Kandel Ibrahem, Castelli Mauro
Nova Information Management School (NOVA IMS), Universidade Nova de Lisboa, Campus de Campolide, 1070-312 Lisboa, Portugal.
Health Inf Sci Syst. 2021 Jul 31;9(1):33. doi: 10.1007/s13755-021-00163-7. eCollection 2021 Dec.

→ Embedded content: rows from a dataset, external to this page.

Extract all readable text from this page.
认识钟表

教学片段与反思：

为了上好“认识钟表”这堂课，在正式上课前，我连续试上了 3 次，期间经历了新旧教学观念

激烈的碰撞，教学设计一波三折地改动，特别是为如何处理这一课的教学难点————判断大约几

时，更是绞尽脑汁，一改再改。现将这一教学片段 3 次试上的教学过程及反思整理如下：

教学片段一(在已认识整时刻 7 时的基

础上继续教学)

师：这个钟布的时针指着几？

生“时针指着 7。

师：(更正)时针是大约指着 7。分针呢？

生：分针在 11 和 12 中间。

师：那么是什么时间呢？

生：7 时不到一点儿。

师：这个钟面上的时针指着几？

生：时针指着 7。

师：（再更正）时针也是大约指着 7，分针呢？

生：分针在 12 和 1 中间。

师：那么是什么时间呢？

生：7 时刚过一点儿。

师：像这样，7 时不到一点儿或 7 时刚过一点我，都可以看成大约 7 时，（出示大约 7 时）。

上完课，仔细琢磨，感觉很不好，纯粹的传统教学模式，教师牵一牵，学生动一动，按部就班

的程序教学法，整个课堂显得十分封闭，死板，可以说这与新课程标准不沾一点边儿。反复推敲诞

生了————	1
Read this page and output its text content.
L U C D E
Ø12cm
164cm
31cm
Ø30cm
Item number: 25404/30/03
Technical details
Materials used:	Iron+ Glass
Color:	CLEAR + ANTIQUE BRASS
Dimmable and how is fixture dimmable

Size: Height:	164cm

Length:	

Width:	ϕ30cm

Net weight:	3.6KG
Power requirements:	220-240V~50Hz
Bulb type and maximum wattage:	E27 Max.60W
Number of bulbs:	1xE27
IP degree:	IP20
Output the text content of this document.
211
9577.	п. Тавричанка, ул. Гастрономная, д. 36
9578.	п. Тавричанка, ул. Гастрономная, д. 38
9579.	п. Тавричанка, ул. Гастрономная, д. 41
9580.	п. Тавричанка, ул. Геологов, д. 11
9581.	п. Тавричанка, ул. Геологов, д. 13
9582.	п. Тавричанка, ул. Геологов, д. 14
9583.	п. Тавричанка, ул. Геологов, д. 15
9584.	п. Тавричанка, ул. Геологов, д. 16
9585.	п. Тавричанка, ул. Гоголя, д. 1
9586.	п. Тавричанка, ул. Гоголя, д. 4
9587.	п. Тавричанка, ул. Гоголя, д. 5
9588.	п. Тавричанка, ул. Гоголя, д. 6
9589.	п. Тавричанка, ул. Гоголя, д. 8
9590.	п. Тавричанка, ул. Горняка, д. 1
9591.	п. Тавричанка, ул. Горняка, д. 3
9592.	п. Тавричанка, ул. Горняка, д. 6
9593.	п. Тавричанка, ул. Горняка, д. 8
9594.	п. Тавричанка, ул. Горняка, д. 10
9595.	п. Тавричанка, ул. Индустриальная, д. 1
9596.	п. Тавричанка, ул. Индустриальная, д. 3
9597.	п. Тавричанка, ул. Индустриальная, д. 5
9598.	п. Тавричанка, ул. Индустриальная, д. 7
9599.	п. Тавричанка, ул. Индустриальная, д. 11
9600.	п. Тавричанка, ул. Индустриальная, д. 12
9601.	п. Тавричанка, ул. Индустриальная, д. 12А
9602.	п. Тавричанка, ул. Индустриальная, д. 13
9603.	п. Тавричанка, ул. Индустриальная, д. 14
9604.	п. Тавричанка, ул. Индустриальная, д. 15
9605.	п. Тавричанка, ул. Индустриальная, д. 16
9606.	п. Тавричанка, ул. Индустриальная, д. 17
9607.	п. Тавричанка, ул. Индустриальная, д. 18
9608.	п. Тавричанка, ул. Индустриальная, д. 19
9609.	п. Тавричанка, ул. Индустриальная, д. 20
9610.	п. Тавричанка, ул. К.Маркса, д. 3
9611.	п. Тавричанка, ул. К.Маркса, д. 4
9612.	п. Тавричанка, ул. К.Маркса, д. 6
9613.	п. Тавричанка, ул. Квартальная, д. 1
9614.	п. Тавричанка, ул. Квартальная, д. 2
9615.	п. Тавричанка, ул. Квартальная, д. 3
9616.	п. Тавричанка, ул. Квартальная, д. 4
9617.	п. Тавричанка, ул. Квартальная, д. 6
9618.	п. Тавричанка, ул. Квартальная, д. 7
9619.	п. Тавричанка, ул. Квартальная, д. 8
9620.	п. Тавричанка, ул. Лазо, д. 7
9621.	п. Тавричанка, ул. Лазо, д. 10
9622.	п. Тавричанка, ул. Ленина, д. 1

Bone fractures are one of the main causes to visit the emergency room (ER); the primary method to detect bone fractures is using X-Ray images. X-Ray images require an experienced radiologist to classify them; however, an experienced radiologist is not always available in the ER. An accurate automatic X-Ray image classifier in the ER can help reduce error rates by providing an instant second opinion to the emergency doctor. Deep learning is an emerging trend in artificial intelligence, where an automatic classifier can be trained to classify musculoskeletal images. Image augmentations techniques have proven their usefulness in increasing the deep learning model's performance. Usually, in the image classification domain, the augmentation techniques are used during training the network and not during the testing phase. Test time augmentation (TTA) can increase the model prediction by providing, with a negligible computational cost, several transformations for the same image. In this paper, we investigated the effect of TTA on image classification performance on the MURA dataset. Nine different augmentation techniques were evaluated to determine their performance compared to predictions without TTA. Two ensemble techniques were assessed as well, the majority vote and the average vote. Based on our results, TTA increased classification performance significantly, especially for models with a low score.
骨折是急诊室就诊的主要原因之一;检测骨折的主要方法是使用X光图像。X光图像需要经验丰富的放射科医生进行分类;然而,急诊室并不总是有经验丰富的放射科医生。急诊室中准确的自动X光图像分类器可以通过为急诊医生提供即时的第二意见来帮助降低错误率。深度学习是人工智能领域的一个新兴趋势,可以训练自动分类器对肌肉骨骼图像进行分类。图像增强技术已证明其在提高深度学习模型性能方面的有效性。通常,在图像分类领域,增强技术用于训练网络,而不是测试阶段。测试时增强(TTA)可以通过以可忽略不计的计算成本为同一图像提供多种变换来提高模型预测。在本文中,我们研究了TTA对MURA数据集上图像分类性能的影响。评估了九种不同的增强技术,以确定它们与无TTA预测相比的性能。还评估了两种集成技术,多数投票和平均投票。根据我们的结果,TTA显著提高了分类性能,尤其是对于得分较低的模型。